IMG_2004.jpg

So I just saw this log message popup on a SystemD service I wrote yesterday:

Feb 24 10:27:11 ip-172-31-24-213 reddit_to_kafka[18391]: Already exists in redis so also in kafka so skipping

Sometimes you need to solve a problem without a lot of effort. Yesterday I needed to populate a Kafka queue with data and I didn't want to worry about duplicates flowing into it. Here's what I knew:

  • My source wasn't a stream but a set of social media posts that I was monitoring
  • I didn't have a database
  • I didn't want the overhead of checking a database before I inserted
  • Every post had an id that I knew would be unique (if I pre-pended it with the name of the source)
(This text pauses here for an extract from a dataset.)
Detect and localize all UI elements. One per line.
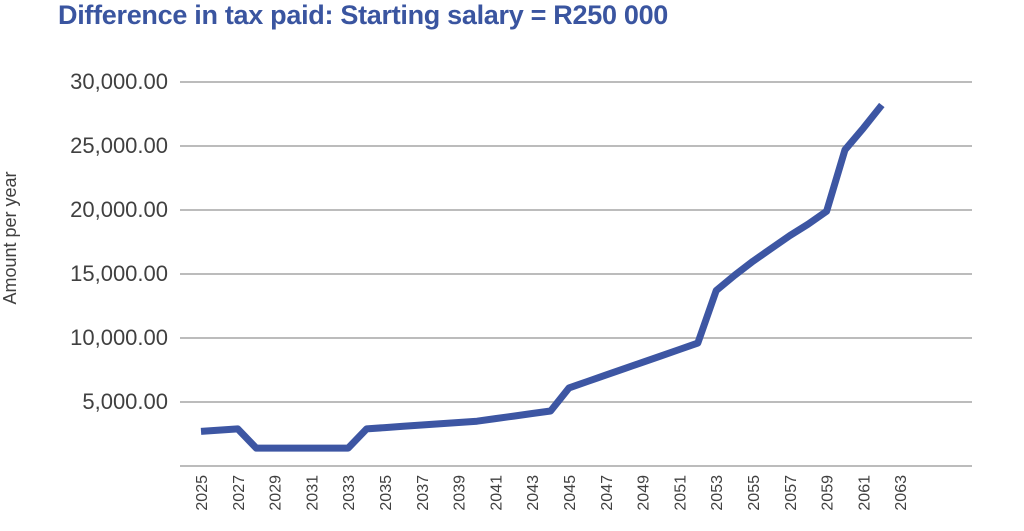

Whenever I have a problem like this, I reach for Redis almost instinctively. My stupid, simple solution was as follows:

  • create a key i.e. key = "reddit_#{message.id}"
  • create a Redis object i.e. redis = Redis.new
  • check if the key already exists using redis.exists(key)
  • if that check returns true then do nothing
  • if that check returns false then add the data and set the key (you want to do this AFTER adding the data in case the add fails; atomicity, even pseudo atomicity is a thing)

The beauty of Redis is that it installs using nothing more than:

sudo apt-get install redis

And that installs a local installation of Redis – and starts it – that any process can easily connect to (and there are always language bindings for Redis seemingly). This easy usability for Redis makes it invaluable for this type of task.

Note 1: Given the size of my input source and its frequency, I'm not even going to worry about the number of keys and the fact that this approach is pretty brain dead. When we get a larger volume data feed, I'll circle back and fix it.

Note 2: It took longer to write this up than it did to actually implement and test this.